Хроника парохода «Гюго» — страница 6 из 72

— Вво, Сема, как ээто ппроисходит. Гговорил я ттебе — тты ее только пприголубь рразок, ппроводи домой, а оона тебе рребеночка и ввыложит. Иизволь — оотец!

— Понятное дело! — хрипло отозвался кто-то сбоку. — Им, бабам, что до любви, только бы в загс.

И снова свист.

Полетаев почувствовал, как Вера испуганно напряглась, и сильнее сомкнул руки, точно обороняя ее, прикрывая собой.

А те все не уходили: он знал, что они уже совсем рядом, сзади, наверно, всего в полуметре.

— Лладно, Сема, ппошли. Ппусть оошибаются.

— Нет! Мы объясним популярно про семью и брак. Общественный долг!

Полетаев сгреб сразу обоих, сшиб вместе, ощутил толчок в грудь и удар в подбородок, и такой сильный, что заныли зубы.

— Стой, Андрюха, стой! — Голос рядом хрипел на самых низких нотах. — Капитан это, Полетаев, я его знаю... Тикаем.

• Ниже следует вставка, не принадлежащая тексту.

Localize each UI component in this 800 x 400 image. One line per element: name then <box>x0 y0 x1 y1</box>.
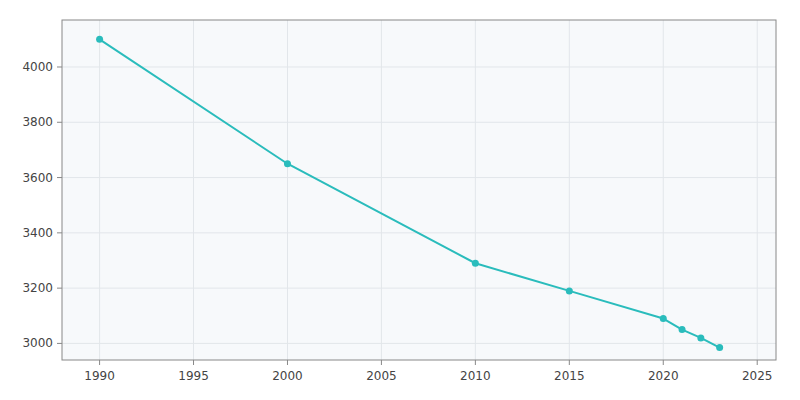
grid-line-x <box>381 20 382 360</box>
tick-label-y: 3000 <box>22 336 53 350</box>
grid-line-x <box>475 20 476 360</box>
tick-label-x: 2000 <box>272 369 303 383</box>
tick-label-x: 2010 <box>460 369 491 383</box>
tick-label-x: 1990 <box>84 369 115 383</box>
grid-line-x <box>569 20 570 360</box>
point <box>472 260 479 267</box>
tick-label-y: 3200 <box>22 281 53 295</box>
chart-svg: 1990 1995 2000 2005 2010 2015 2020 2025 3000 3200… <box>0 0 800 400</box>
line <box>100 39 720 347</box>
tick-mark-y <box>57 343 62 344</box>
point <box>697 334 704 341</box>
tick-mark-y <box>57 122 62 123</box>
tick-mark-y <box>57 177 62 178</box>
grid <box>62 20 776 360</box>
tick-mark-x <box>381 360 382 365</box>
grid-line-y <box>62 288 776 289</box>
point <box>716 344 723 351</box>
point <box>660 315 667 322</box>
tick-mark-y <box>57 66 62 67</box>
plot-background <box>62 20 776 360</box>
chart-container: 1990 1995 2000 2005 2010 2015 2020 2025 3000 3200… <box>0 0 800 400</box>
data <box>96 36 723 351</box>
tick-mark-x <box>99 360 100 365</box>
tick-label-y: 4000 <box>22 60 53 74</box>
tick-label-y: 3600 <box>22 171 53 185</box>
point <box>566 287 573 294</box>
tick-label-y: 3800 <box>22 115 53 129</box>
grid-line-x <box>663 20 664 360</box>
tick-mark-y <box>57 232 62 233</box>
tick-label-y: 3400 <box>22 226 53 240</box>
point <box>679 326 686 333</box>
grid-line-y <box>62 66 776 67</box>
tick-mark-x <box>757 360 758 365</box>
tick-mark-x <box>287 360 288 365</box>
point <box>96 36 103 43</box>
grid-line-y <box>62 343 776 344</box>
grid-line-x <box>757 20 758 360</box>
tick-label-x: 2020 <box>648 369 679 383</box>
grid-line-y <box>62 122 776 123</box>
point <box>284 160 291 167</box>
tick-mark-x <box>569 360 570 365</box>
grid-line-y <box>62 177 776 178</box>
tick-mark-x <box>475 360 476 365</box>
tick-mark-y <box>57 288 62 289</box>
tick-label-x: 2005 <box>366 369 397 383</box>
tick-label-x: 1995 <box>178 369 209 383</box>
plot-frame <box>62 20 776 360</box>
tick-mark-x <box>193 360 194 365</box>
grid-line-x <box>193 20 194 360</box>
tick-label-x: 2015 <box>554 369 585 383</box>
grid-line-x <box>99 20 100 360</box>
tick-mark-x <box>663 360 664 365</box>
tick-label-x: 2025 <box>742 369 773 383</box>
grid-line-x <box>287 20 288 360</box>
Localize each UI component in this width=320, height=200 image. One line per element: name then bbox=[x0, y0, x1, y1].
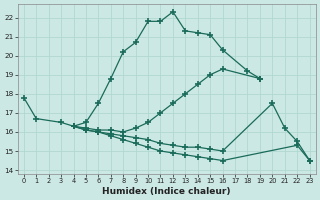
X-axis label: Humidex (Indice chaleur): Humidex (Indice chaleur) bbox=[102, 187, 231, 196]
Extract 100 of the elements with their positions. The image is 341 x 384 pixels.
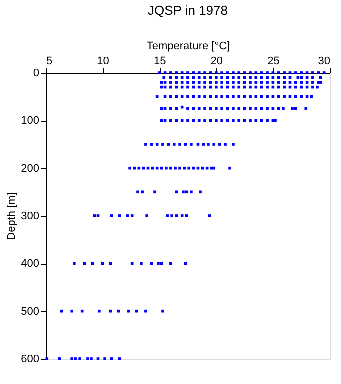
point	[254, 95, 258, 98]
point	[266, 81, 269, 84]
point	[254, 86, 258, 89]
y-tick-label: 200	[21, 162, 40, 175]
point	[220, 107, 224, 110]
x-tick-label: 5	[46, 56, 53, 68]
point	[208, 214, 211, 218]
point	[190, 190, 193, 194]
x-tick-label: 10	[97, 56, 110, 68]
point	[266, 119, 269, 122]
point	[186, 76, 190, 80]
point	[198, 86, 201, 89]
point	[58, 358, 62, 360]
point	[214, 76, 218, 80]
point	[249, 86, 252, 89]
point	[186, 119, 190, 122]
point	[300, 72, 304, 74]
point	[175, 190, 178, 194]
point	[110, 214, 114, 218]
point	[160, 262, 164, 266]
point	[277, 72, 280, 74]
point	[170, 76, 172, 80]
point	[254, 119, 258, 122]
point	[175, 86, 178, 89]
point	[260, 76, 264, 80]
point	[249, 76, 252, 80]
point	[232, 86, 235, 89]
point	[74, 358, 77, 360]
point	[162, 143, 164, 146]
point	[136, 190, 140, 194]
point	[306, 81, 309, 84]
y-tick-label: 400	[21, 258, 40, 270]
point	[300, 95, 304, 98]
point	[175, 72, 178, 74]
point	[243, 81, 246, 84]
point	[188, 166, 191, 170]
point	[300, 76, 304, 80]
point	[170, 119, 172, 122]
point	[178, 166, 182, 170]
point	[317, 81, 320, 84]
point	[186, 72, 190, 74]
point	[320, 81, 322, 84]
point	[277, 81, 280, 84]
point	[300, 86, 304, 89]
point	[294, 95, 298, 98]
point	[232, 72, 235, 74]
point	[91, 262, 94, 266]
y-tick-label: 500	[21, 306, 40, 318]
point	[220, 86, 224, 89]
point	[80, 310, 84, 313]
point	[186, 81, 190, 84]
point	[266, 72, 269, 74]
point	[192, 72, 196, 74]
point	[162, 310, 164, 313]
point	[175, 119, 178, 122]
point	[249, 81, 252, 84]
point	[198, 72, 201, 74]
y-tick-label: 0	[33, 68, 40, 80]
point	[198, 119, 201, 122]
point	[110, 358, 114, 360]
point	[164, 72, 167, 74]
point	[130, 214, 134, 218]
point	[260, 81, 264, 84]
point	[312, 72, 314, 74]
point	[186, 95, 190, 98]
point	[170, 214, 174, 218]
point	[214, 72, 218, 74]
point	[226, 72, 230, 74]
point	[294, 81, 298, 84]
point	[266, 95, 269, 98]
point	[46, 358, 49, 360]
point	[170, 86, 172, 89]
point	[214, 107, 218, 110]
point	[282, 107, 285, 110]
point	[232, 95, 235, 98]
point	[180, 81, 184, 84]
point	[167, 143, 170, 146]
point	[238, 81, 241, 84]
point	[254, 81, 258, 84]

Атанда-а!

И опять непонятное: топот, один вырвался из рук, другой странно обмяк, кто-то еще возник рядом, по глазам безжалостно резанул свет фонаря. От Полетаева оторвали того, обмякшего, и он, щурясь, отворачиваясь от бивших в глаза лучей, перевел дух.

— Что тут происходит? Документы!

Фонарь наконец отвели в сторону, по словам и так было понятно, что это патруль.

Полетаев тревожно выискивал среди темных фигур Веру. Ее нигде не было, и он шагнул в сторону, отстранил кого-то рукой, потом наконец увидел ее, одиноко стоявшую у стены, словно отброшенную за ненадобностью.

— Документы! — еще раз произнес строгий голос, и Полетаев послушно протянул под свет фонаря свою мореходную книжку. — А у того?

— Пьян в свайку, товарищ старлейт, — насмешливо отозвался военный моряк из патруля. — Сам уж и стоять не может. — Придерживая локтем винтовку, он шарил под бушлатом у задержанного. — Во! Нашел.

Офицер попросил посветить ему. Полетаев, стоявший рядом, увидел в руках старшего лейтенанта красную обложку орденского удостоверения, стертые на перегибах справки. Все, что случилось минуту назад, и вид человека, поддерживаемого патрульными, так не подходили к орденской книжке, что Полетаев почти вслух сказал: «Фантастика, бред!»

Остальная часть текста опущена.